Initially, I did not pay much attention to these types of opinions because the United States has many competent professional associations and in my view had Trump been viewed as a real danger they would at the very least made some serious comment. However, the author of one chapter in the book said, ‘Our duty to warn is an expression of our concern as citizens possessed of a particular expertise;’ the writer made this plea because the Goldwater Rule of the American Psychiatric Association’s declares as unethical and forbids all public opinions by psychiatrists about diagnoses and mental health status of public figures whom the opining party has not directly examined according to accepted standards for psychiatric evaluation and whose permission they do not have’(https://en.wikipedia.org/wiki/Goldwater _rule). 

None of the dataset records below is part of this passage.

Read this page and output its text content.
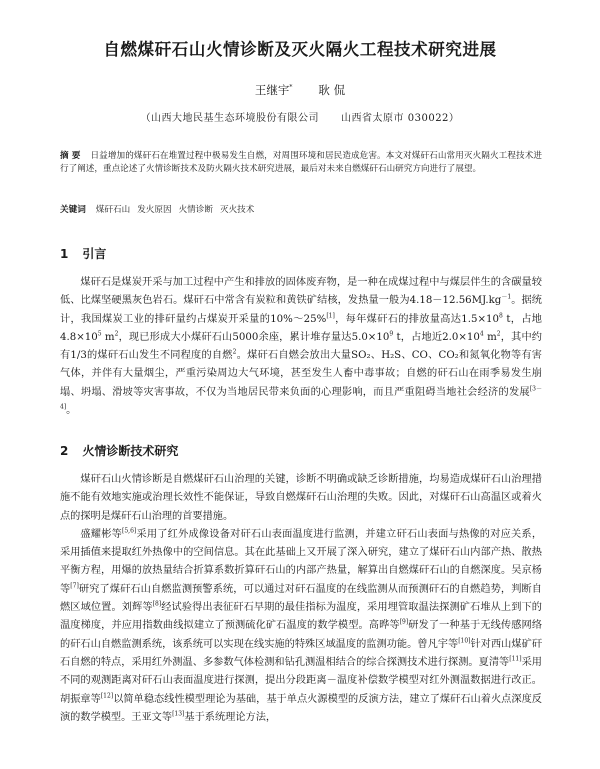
自燃煤矸石山火情诊断及灭火隔火工程技术研究进展
王继宇* 耿 侃
（山西大地民基生态环境股份有限公司 山西省太原市 030022）
摘 要 日益增加的煤矸石在堆置过程中极易发生自燃，对周围环境和居民造成危害。本文对煤矸石山常用灭火隔火工程技术进行了阐述，重点论述了火情诊断技术及防火隔火技术研究进展，最后对未来自燃煤矸石山研究方向进行了展望。
关键词 煤矸石山 发火原因 火情诊断 灭火技术
1 引言

煤矸石是煤炭开采与加工过程中产生和排放的固体废弃物，是一种在成煤过程中与煤层伴生的含碳量较低、比煤坚硬黑灰色岩石。煤矸石中常含有炭粒和黄铁矿结核，发热量一般为$4.18-12.56MJ.kg^{-1}$。据统计，我国煤炭工业的排矸量约占煤炭开采量的10%～25%[1]，每年煤矸石的排放量高达$1.5\times 10^8$ t，占地$4.8\times 10^5$ $m^2$，现已形成大小煤矸石山5000余座，累计堆存量达$5.0\times 10^9$ t，占地近$2.0\times 10^4$ $m^2$，其中约有1/3的煤矸石山发生不同程度的自燃$^2$。煤矸石自燃会放出大量SO₂、H₂S、CO、CO₂和氮氧化物等有害气体，并伴有大量烟尘，严重污染周边大气环境，甚至发生人畜中毒事故；自燃的矸石山在雨季易发生崩塌、坍塌、滑坡等灾害事故，不仅为当地居民带来负面的心理影响，而且严重阻碍当地社会经济的发展[3－4]。

2 火情诊断技术研究

煤矸石山火情诊断是自燃煤矸石山治理的关键，诊断不明确或缺乏诊断措施，均易造成煤矸石山治理措施不能有效地实施或治理长效性不能保证，导致自燃煤矸石山治理的失败。因此，对煤矸石山高温区或着火点的探明是煤矸石山治理的首要措施。

盛耀彬等[5,6]采用了红外成像设备对矸石山表面温度进行监测，并建立矸石山表面与热像的对应关系，采用插值来提取红外热像中的空间信息。其在此基础上又开展了深入研究，建立了煤矸石山内部产热、散热平衡方程，用爆的放热量结合折算系数折算矸石山的内部产热量，解算出自燃煤矸石山的自燃深度。吴京杨等[7]研究了煤矸石山自燃监测预警系统，可以通过对矸石温度的在线监测从而预测矸石的自燃趋势，判断自燃区域位置。刘辉等[8]经试验得出表征矸石早期的最佳指标为温度，采用埋管取温法探测矿石堆从上到下的温度梯度，并应用指数曲线拟建立了预测硫化矿石温度的数学模型。高晔等[9]研发了一种基于无线传感网络的矸石山自燃监测系统，该系统可以实现在线实施的特殊区域温度的监测功能。曾凡宇等[10]针对西山煤矿矸石自燃的特点，采用红外测温、多参数气体检测和钻孔测温相结合的综合探测技术进行探测。夏清等[11]采用不同的观测距离对矸石山表面温度进行探测，提出分段距离－温度补偿数学模型对红外测温数据进行改正。胡振章等[12]以简单稳态线性模型理论为基础，基于单点火源模型的反演方法，建立了煤矸石山着火点深度反演的数学模型。王亚文等[13]基于系统理论方法，
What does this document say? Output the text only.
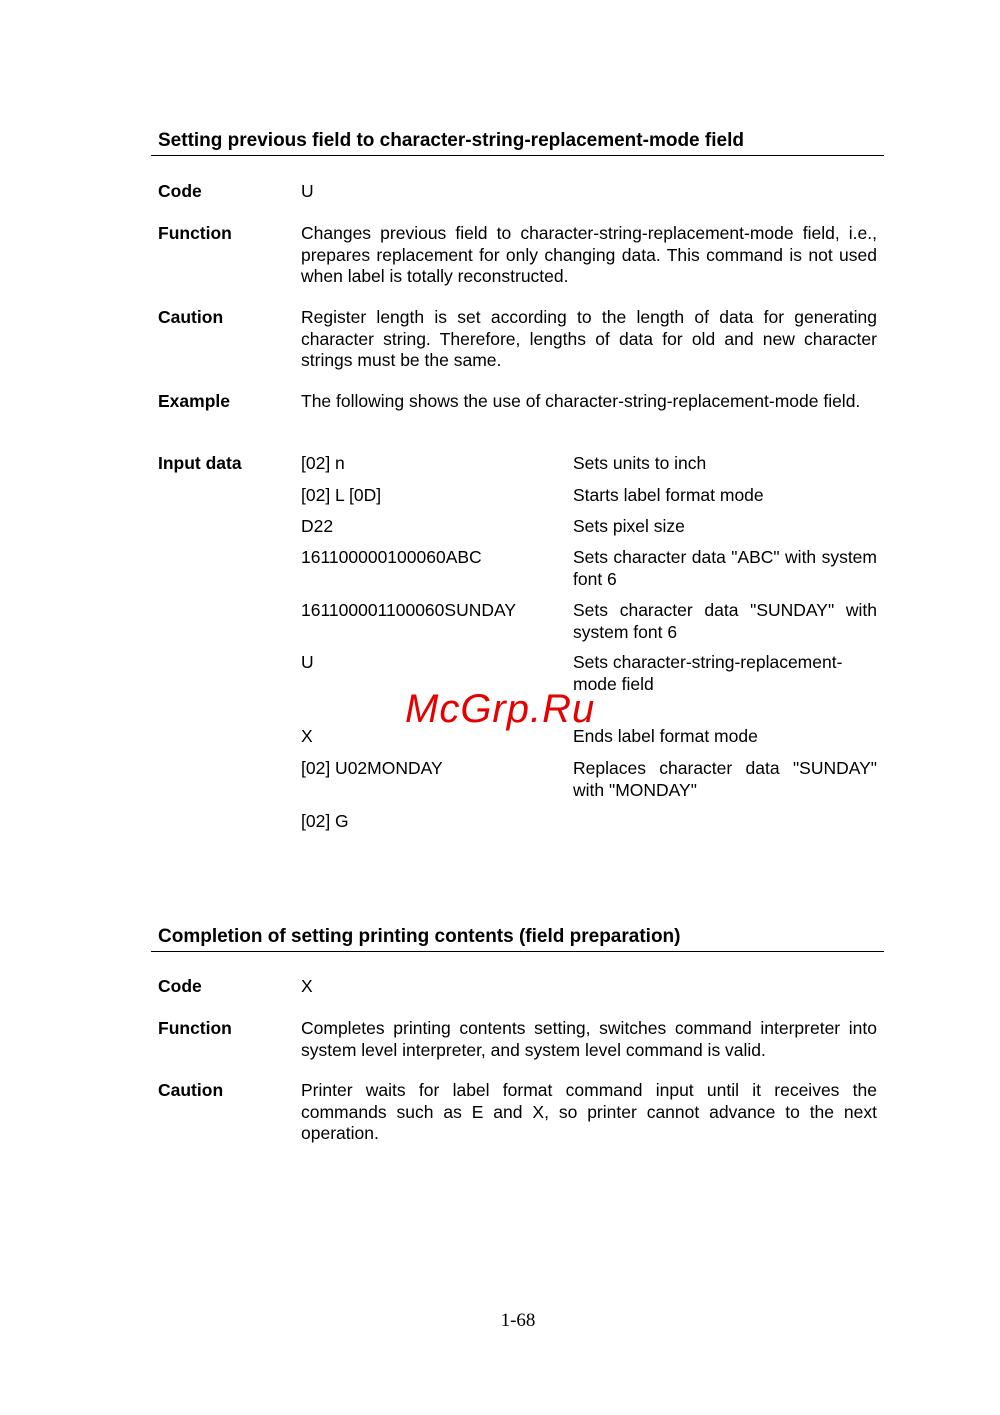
Setting previous field to character-string-replacement-mode field
Code	U
Function	Changes previous field to character-string-replacement-mode field, i.e., prepares replacement for only changing data. This command is not used when label is totally reconstructed.
Caution	Register length is set according to the length of data for generating character string. Therefore, lengths of data for old and new character strings must be the same.
Example	The following shows the use of character-string-replacement-mode field.
Input data	[02] n	Sets units to inch
[02] L [0D]	Starts label format mode
D22	Sets pixel size
161100000100060ABC	Sets character data "ABC" with system font 6
161100001100060SUNDAY	Sets character data "SUNDAY" with system font 6
U	Sets character-string-replacement-mode field
X	Ends label format mode
[02] U02MONDAY	Replaces character data "SUNDAY" with "MONDAY"
[02] G
McGrp.Ru
Completion of setting printing contents (field preparation)
Code	X
Function	Completes printing contents setting, switches command interpreter into system level interpreter, and system level command is valid.
Caution	Printer waits for label format command input until it receives the commands such as E and X, so printer cannot advance to the next operation.
1-68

Those who contributed to the book and the writer of the review I read did not agree with this rule and the latter concluded, ‘To many psychiatrists, President Trump’s statements and behaviors were patently symptomatic of one or several mental disorders. The facts of the case and the serious risks of erosion of our constitutional democracy and possible nuclear annihilation of the world demanded that psychiatrists warn the public. The analogy to the silence of Germany’s educated and professional classes during Hitler’s ascendancy to power was too obvious to ignore; but roughly 40 percent of the country does not agree that the president is evil or dangerous. … It is clear that the president’s dangerousness is the most important concern to our country, especially to those poor and disenfranchised persons who will be most damaged by his policies and to the global environment that may be irrevocably affected’ (http://jaapl.org/content/46/2/267).

The fragile personality of Donald Trump was thrown upon a tinderbox of competitive democratic political polarization resulting from growing inequalities and significant shifts in global and national ethnic power, the management of which would have challenged the most formidable and stable mind. If Trump is indeed dangerously mentally ill, how culpable is he for the infamies for which he is being blamed? What level of blame if any should be placed upon the political establishment that has been so lax with rules of medical fitness for high political offices? Whether or not Trump is indeed mad and there is possible usefulness in Goldwater type rules, how could society attempt to protect itself against such behaviour? Among other things, should it not strongly constitutionally/legally demand more stringent, independent, medical – including psychological – information and even more frequent testing from those seeking and holding office?  As indicated above, the public appears to be in favour of this approach.